Senior U.S. lawmaker and New York Democrat Edolphus Towns, chairman of the House Oversight and Government Reform Committee, said during a hearing today that the government needs to step in and regulate companies that provide peer-to-peer file-sharing services. The comment stems from his overall opinion of popular P2P service LimeWire and its use in acquiring FBI files, Social Security numbers, medical records, and information regarding a safe house location for President Barack Obama.

"As far as I am concerned, the days of self-regulation should be over for the file-sharing industry," Towns said in the hearing. "In the last administration, the Federal Trade Commission took a see-no-evil, hear-no-evil approach to the file sharing software industry. I hope the new administration is revisiting that approach."

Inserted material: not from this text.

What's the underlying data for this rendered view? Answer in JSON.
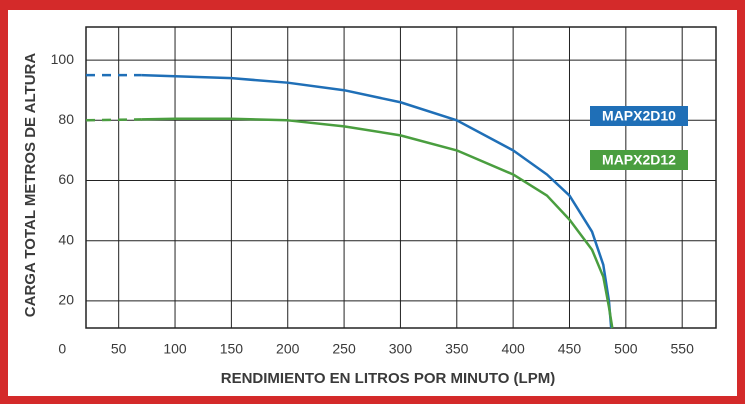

According to Reuters, Towns will introduce legislation that bans open network, unsecure, peer-to-peer software from all networks and computers relating to the government and its contractors. He also said that he plans to meet with the new FTC chairman in regards to investigating whether or not P2P software using "inadequate safeguards" constitute unfair trade practice. He plans to speak with the FCC as well.

Although the FCC and FTC declined to comment, LimeWire's founder and Chairman Mark Gorton defended the P2P service, saying that inadvertent file sharing has been fixed with the new version. "Now, it shares nothing until sharing is specifically enabled," he said. "LimeWire is perfectly safe."

Too late, Mr. Gorton. Uncle Sam is ticked.